The “Dead” oils used in refining, those that have had oilfield gases removed, aren’t as susceptible to pressure variation as “live oils” that will “flash” oilfield gases at a pressure drop. This reduction in pressure and increase in gas is known to cause asphaltene precipitation in production. With insufficient backpressure on a hot oil in a crude preheat, an otherwise stable oil could experience a similar effect in the hotter exchangers. This would then also be a considered a “self-incompatible” crude.
One indication of the precipitation potential of asphaltenes is to run standard SARA (Saturates, Aromatics, Resins, and Asphaltenes) testing on each crude slate. As a rule of thumb, higher aromatics and resins decrease asphaltene precipitation and higher saturates and asphaltenes increase asphaltene precipitation.
There is not agreement in the industry as to the effect of temperature on asphaltene solubility. Some data suggests the solubility is improved with higher temperature, whereas other data suggests higher temperature causes the stabilizing resins to be pulled away from the asphaltenes. Regardless, if an asphaltene precipitates at some lower temperature but doesn’t adsorb onto a tube surface, and if it could resolubilize into the oil, the time necessary to go back into solution is longer than the residence time available in a preheat. Inevitably the insoluble asphaltenes will adsorb (stick) onto hot tubes. Once that happens, at the higher temperatures, the asphaltenes and any still-associated resins will begin the process of dehydrogenating to coke, which cannot be resolubilized.
Different types of flocculation tests can be done, using varying ratios of heptane/toluene to provide a relative scale for the precipitation potential for any given sample of crude oil or crude oil blend. Similarly, the same tests can be used on blends of various crude oils. Since one crude oil may have a low asphaltene and resin content, and another may be rich in resins but with a different asphaltene structure, size and morphology, interpolating their values to determine the potential for fouling can’t be done linearly. However, Irwin Wiehe with Soluble Solutions out of Gladstone, NJ, has published, with some authority, a procedure for testing individual crudes and predicting the precipitation potential of their blends.

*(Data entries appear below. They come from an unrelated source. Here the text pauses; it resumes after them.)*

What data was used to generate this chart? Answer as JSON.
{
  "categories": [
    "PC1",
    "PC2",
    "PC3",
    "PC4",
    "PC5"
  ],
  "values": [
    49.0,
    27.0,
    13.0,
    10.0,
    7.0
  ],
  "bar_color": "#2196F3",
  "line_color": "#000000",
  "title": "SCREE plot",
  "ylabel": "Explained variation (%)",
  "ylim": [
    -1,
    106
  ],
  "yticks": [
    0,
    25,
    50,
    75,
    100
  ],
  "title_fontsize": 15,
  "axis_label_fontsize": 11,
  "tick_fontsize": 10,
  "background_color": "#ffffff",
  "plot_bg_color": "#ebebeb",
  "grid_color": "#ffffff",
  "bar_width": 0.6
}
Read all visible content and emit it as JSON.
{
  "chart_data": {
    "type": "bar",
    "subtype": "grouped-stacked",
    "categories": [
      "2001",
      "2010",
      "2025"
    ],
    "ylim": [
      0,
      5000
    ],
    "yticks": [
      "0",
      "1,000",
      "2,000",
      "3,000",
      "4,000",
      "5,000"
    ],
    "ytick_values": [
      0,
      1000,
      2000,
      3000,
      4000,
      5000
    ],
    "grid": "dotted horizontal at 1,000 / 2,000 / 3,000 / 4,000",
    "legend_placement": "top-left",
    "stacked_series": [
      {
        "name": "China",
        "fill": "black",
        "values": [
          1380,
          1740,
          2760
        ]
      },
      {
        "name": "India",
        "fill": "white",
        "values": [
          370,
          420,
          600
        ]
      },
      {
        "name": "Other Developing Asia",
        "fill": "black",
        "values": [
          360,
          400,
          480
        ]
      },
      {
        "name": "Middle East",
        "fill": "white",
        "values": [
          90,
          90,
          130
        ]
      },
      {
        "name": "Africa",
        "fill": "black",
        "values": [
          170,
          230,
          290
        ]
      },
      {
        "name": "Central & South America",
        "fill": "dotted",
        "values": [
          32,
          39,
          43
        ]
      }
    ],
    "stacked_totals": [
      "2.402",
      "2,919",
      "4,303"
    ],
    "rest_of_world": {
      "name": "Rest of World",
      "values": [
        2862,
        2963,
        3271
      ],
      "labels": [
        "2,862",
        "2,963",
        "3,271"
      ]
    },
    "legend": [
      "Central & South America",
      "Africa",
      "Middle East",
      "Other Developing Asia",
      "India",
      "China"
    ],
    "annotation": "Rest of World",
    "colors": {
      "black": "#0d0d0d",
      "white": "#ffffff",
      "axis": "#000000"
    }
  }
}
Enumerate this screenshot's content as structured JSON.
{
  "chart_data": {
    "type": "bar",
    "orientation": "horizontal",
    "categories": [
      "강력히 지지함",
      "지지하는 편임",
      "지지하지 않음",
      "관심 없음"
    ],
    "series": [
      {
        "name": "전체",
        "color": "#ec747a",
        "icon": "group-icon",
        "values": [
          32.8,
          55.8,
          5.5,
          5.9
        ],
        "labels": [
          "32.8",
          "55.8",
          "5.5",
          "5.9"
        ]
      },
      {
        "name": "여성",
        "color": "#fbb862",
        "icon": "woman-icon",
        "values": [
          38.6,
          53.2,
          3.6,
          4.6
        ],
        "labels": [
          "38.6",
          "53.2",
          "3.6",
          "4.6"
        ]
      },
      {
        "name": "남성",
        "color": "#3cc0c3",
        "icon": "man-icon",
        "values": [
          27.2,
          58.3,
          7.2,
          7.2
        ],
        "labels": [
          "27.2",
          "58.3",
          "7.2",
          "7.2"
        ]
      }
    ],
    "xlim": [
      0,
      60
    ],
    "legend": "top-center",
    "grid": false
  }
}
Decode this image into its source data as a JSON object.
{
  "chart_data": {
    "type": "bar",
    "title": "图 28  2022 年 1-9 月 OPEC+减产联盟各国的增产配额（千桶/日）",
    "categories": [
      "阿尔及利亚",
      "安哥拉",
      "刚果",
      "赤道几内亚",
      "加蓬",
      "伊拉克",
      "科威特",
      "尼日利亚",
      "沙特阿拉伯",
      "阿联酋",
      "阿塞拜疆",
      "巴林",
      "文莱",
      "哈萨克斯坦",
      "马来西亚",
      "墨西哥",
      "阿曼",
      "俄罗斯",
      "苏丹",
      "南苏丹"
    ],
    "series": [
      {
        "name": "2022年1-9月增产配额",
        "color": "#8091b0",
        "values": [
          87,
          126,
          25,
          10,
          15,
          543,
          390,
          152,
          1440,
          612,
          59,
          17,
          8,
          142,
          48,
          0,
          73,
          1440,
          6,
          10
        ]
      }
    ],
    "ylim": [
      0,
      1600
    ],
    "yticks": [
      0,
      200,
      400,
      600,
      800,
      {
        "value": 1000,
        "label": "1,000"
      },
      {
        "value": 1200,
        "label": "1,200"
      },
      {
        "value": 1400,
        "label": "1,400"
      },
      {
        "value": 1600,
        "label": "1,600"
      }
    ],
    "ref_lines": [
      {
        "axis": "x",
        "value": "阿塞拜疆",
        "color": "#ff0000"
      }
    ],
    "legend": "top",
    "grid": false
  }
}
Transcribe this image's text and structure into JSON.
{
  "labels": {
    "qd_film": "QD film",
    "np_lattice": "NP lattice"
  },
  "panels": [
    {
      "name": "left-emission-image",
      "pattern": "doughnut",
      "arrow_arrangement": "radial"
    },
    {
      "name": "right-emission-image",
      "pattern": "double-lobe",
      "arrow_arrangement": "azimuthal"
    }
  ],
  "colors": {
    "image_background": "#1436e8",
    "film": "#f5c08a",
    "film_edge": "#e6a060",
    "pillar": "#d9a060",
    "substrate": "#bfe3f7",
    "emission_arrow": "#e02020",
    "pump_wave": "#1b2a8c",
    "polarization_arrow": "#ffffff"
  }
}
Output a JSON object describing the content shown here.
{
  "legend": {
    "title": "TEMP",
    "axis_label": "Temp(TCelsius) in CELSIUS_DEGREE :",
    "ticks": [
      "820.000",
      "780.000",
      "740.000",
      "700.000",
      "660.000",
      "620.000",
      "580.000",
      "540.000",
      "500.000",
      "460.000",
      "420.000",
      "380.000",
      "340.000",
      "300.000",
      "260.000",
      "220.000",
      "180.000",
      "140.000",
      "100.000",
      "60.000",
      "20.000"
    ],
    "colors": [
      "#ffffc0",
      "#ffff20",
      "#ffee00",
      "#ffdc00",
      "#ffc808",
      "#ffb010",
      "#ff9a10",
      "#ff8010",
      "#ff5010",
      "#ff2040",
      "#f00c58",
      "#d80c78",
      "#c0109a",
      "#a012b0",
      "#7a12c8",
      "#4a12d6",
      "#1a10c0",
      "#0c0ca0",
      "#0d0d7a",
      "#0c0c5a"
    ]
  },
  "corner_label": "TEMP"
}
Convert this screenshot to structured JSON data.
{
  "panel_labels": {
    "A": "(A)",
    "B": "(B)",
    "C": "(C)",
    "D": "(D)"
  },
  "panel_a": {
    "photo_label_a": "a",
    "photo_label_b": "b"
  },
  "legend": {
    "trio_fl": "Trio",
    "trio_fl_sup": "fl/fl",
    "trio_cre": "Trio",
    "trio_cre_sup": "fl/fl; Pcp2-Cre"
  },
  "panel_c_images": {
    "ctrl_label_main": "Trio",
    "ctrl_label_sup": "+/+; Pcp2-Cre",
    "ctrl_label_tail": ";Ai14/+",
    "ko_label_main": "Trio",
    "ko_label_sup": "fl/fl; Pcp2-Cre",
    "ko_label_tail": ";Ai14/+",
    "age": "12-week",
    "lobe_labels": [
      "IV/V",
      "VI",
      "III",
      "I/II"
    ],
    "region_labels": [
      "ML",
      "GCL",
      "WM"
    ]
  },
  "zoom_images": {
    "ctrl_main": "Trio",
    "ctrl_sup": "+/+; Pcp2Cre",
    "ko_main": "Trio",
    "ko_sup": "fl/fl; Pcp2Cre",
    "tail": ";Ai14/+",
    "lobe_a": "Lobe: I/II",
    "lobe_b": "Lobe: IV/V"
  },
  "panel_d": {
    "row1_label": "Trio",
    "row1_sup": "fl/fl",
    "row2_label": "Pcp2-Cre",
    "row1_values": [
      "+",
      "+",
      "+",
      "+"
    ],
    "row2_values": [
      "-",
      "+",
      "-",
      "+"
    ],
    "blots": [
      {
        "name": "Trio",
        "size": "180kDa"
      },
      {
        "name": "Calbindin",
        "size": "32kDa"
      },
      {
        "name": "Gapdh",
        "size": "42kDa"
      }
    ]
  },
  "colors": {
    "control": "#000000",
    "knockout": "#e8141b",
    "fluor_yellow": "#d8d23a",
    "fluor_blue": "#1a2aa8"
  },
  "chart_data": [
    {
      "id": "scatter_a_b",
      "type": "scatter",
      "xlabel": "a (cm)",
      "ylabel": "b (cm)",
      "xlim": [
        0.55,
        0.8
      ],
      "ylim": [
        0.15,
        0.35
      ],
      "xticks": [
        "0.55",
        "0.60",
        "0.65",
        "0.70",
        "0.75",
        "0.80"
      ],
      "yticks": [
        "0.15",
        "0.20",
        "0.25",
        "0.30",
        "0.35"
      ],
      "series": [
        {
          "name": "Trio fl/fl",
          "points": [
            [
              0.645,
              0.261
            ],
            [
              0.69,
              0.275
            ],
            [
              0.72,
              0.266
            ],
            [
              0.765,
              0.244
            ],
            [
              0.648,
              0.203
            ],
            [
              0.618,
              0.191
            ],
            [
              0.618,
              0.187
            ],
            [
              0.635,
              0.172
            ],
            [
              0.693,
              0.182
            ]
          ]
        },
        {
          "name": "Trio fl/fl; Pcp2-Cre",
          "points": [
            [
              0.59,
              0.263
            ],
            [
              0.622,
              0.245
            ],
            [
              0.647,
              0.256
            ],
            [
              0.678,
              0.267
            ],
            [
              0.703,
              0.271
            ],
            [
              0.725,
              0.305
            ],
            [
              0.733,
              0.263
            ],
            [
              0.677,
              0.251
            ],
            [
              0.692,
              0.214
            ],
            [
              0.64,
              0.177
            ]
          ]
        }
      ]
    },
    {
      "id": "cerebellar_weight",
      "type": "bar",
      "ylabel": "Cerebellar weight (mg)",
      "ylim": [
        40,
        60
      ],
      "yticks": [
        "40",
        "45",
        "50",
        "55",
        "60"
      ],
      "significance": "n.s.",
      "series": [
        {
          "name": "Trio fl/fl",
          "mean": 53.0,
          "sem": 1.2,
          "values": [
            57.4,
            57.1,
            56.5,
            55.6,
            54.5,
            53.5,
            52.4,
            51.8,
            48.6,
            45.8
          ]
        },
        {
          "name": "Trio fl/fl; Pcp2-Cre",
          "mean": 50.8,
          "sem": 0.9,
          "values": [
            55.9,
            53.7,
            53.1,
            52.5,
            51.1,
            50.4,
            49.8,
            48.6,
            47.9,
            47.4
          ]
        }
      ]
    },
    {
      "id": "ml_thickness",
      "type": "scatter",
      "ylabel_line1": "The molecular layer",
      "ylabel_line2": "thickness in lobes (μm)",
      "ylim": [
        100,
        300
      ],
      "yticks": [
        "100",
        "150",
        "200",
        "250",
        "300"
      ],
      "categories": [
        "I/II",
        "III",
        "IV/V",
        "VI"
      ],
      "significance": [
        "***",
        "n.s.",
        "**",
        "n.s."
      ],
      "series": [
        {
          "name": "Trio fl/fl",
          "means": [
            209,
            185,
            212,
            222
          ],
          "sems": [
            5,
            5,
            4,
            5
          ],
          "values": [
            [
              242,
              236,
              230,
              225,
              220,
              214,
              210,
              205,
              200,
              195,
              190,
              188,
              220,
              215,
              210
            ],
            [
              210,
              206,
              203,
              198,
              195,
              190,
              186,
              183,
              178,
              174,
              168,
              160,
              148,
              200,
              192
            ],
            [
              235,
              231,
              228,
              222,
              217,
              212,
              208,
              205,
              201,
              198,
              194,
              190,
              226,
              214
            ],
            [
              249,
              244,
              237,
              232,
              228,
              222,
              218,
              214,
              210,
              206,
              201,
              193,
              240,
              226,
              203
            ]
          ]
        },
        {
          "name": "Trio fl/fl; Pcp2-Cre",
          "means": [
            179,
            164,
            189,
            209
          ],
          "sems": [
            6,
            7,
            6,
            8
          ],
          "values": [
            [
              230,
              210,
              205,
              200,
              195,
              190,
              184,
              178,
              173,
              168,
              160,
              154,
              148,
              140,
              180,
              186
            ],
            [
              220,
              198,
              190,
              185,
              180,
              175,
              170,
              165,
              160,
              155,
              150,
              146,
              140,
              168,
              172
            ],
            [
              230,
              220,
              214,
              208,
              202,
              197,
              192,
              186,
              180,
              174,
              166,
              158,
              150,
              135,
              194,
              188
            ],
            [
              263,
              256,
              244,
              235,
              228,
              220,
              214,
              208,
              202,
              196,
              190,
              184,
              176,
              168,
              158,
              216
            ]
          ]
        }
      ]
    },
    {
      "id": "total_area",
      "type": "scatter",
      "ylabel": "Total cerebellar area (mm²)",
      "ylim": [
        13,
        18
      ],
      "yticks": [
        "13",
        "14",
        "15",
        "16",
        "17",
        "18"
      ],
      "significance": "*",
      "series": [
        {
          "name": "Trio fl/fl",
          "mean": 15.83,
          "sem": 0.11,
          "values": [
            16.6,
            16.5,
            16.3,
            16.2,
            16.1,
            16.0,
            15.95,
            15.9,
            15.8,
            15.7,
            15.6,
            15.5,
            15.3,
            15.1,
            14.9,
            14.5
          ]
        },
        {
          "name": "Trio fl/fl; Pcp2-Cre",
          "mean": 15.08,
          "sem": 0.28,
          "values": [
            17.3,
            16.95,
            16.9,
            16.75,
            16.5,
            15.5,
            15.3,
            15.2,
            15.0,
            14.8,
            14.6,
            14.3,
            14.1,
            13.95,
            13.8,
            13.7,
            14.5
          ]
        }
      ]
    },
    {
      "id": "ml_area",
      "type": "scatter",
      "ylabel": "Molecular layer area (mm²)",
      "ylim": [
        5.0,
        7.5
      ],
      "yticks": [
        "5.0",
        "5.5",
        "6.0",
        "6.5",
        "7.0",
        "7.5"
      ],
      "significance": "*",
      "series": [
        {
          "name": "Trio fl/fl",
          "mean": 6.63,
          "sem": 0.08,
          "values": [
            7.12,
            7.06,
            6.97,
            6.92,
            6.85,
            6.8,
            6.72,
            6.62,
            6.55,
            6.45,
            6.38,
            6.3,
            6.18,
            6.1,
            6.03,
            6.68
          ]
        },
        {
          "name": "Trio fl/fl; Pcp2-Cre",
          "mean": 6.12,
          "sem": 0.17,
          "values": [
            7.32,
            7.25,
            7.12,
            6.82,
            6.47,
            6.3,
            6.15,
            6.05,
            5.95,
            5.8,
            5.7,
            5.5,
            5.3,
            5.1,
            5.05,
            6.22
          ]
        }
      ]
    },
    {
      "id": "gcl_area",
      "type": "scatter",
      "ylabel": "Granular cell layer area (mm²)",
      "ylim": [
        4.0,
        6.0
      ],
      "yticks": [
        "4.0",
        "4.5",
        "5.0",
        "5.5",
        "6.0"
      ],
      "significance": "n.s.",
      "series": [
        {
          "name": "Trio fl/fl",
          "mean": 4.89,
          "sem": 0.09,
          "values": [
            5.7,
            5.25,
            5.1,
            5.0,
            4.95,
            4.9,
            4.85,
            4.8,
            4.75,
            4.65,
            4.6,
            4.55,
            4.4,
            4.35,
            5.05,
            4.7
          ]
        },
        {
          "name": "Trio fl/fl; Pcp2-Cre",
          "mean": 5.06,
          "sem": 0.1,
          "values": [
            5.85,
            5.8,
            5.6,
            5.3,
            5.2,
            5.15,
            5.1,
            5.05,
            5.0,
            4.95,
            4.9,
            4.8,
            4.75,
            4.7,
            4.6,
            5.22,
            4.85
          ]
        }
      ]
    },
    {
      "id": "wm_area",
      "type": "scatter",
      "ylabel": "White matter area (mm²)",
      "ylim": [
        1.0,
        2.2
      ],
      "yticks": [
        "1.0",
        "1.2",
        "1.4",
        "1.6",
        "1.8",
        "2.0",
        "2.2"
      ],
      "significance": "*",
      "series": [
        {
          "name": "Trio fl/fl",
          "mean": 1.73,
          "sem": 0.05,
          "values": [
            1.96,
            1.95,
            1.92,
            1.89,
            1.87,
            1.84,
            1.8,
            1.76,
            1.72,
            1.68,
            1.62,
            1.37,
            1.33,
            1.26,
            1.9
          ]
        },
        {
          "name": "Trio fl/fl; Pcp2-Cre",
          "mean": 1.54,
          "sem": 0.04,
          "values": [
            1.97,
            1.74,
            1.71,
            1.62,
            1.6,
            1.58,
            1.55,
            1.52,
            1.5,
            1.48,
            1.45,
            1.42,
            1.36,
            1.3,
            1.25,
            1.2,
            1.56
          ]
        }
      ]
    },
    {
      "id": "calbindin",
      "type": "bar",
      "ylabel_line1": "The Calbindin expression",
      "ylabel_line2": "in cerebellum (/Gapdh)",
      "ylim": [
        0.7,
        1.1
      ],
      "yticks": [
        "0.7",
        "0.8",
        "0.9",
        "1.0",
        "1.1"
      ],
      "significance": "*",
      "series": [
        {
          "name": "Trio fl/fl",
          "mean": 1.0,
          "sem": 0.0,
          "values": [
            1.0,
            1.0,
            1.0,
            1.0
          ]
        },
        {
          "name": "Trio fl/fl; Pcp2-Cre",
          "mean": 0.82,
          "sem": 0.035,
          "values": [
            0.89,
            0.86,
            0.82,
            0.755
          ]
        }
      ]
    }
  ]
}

Jim Johnson (Marathon Petroleum)
One of our refineries has experienced serious problems with oil and solids undercarry while processing bitumen crudes along with some asphalt destabilization due to mixing lighter paraffinic crudes with very heavy crudes. Increased fouling was observed in the pre-heat circuit during these episodes, however due to the effect on the wastewater treatment plant we were not able to assess the contribution of crude compatibility to the observed fouling. Efforts were concentrated on attacking the effect on the desalter operation. Marathon is a member of the Canadian Crude Quality Technical Association and through that group we understand that there are no correlations currently available that reliably predict fouling. The CCQTA is currently embarking on a project to better assess crude compatibility and one of the deliverables is to develop a fouling correlation.